The filter engine validates field keys against its known field definitions. If you receive this error:

• Verify the field key matches one of the entries in the Filterable Fields tables.
• For hardware, network, metrics, and software fields, ensure you include the prefix (e.g., hardware.cpuCores, not just cpuCores).
• For custom fields, use the custom. prefix followed by the field key (e.g., custom.department).

Search returns no results for a known device

• The search endpoint only matches against hostname and displayName for devices. It does not search by IP address, serial number, OS version, or other fields. For those, use the filter system.
• The query string must be at least 1 character and at most 100 characters. Leading and trailing whitespace is trimmed automatically.
• Search is case-insensitive, so casing is not the issue.

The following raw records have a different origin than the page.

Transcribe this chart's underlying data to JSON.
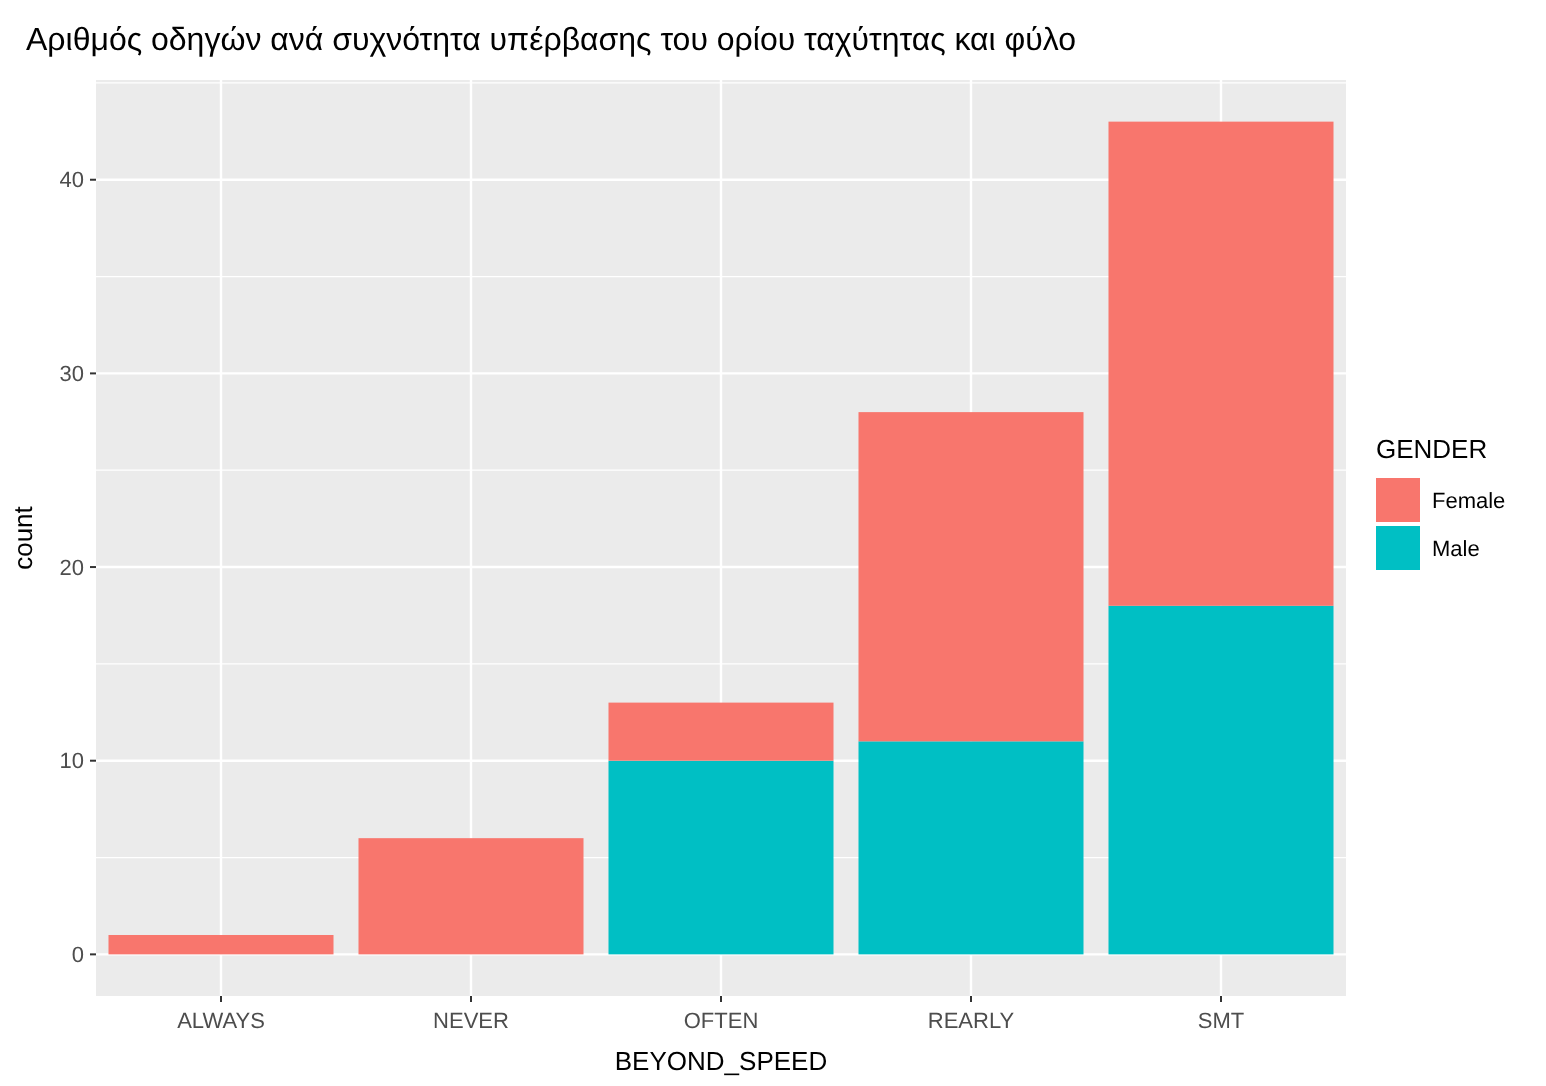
{
  "chart_data": {
    "type": "bar",
    "title": "Αριθμός οδηγών ανά συχνότητα υπέρβασης του ορίου ταχύτητας και φύλο",
    "xlabel": "BEYOND_SPEED",
    "ylabel": "count",
    "legend_title": "GENDER",
    "categories": [
      "ALWAYS",
      "NEVER",
      "OFTEN",
      "REARLY",
      "SMT"
    ],
    "series": [
      {
        "name": "Male",
        "color": "#00bfc4",
        "values": [
          null,
          null,
          10,
          11,
          18
        ]
      },
      {
        "name": "Female",
        "color": "#f8766d",
        "values": [
          1,
          6,
          3,
          17,
          25
        ]
      }
    ],
    "stacked": true,
    "ylim": [
      -2.15,
      45.15
    ],
    "yticks": [
      0,
      10,
      20,
      30,
      40
    ],
    "grid": true,
    "legend": "right"
  }
}
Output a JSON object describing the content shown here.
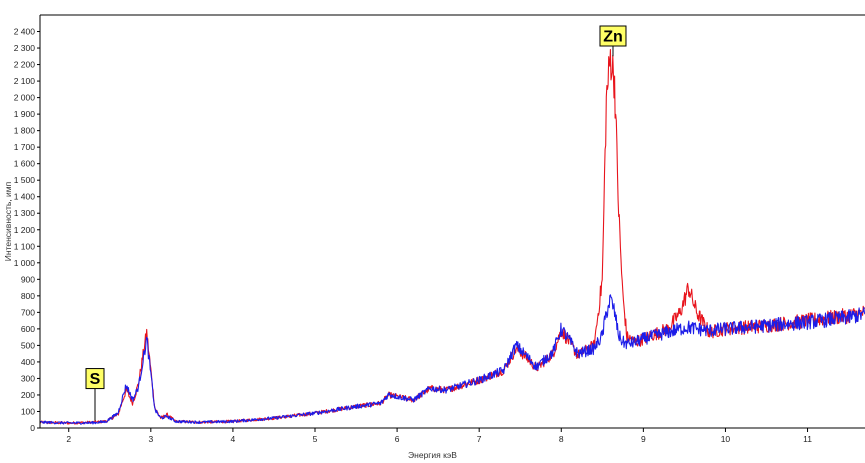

Partner user cannot create a filter

Partner-scoped users must include orgId in the request body when creating a filter. The API will return 400 Bad Request with "orgId is required for partner scope" if it is missing. The specified orgId must be an organization the partner has access to.

Preview limit behavior

The ad-hoc preview endpoint (POST /filters/preview) evaluates the filter across all organizations the caller has access to. Results are aggregated and then trimmed to the requested limit. The totalCount in the response reflects the total across all organizations before trimming. The maximum preview limit is 100 devices.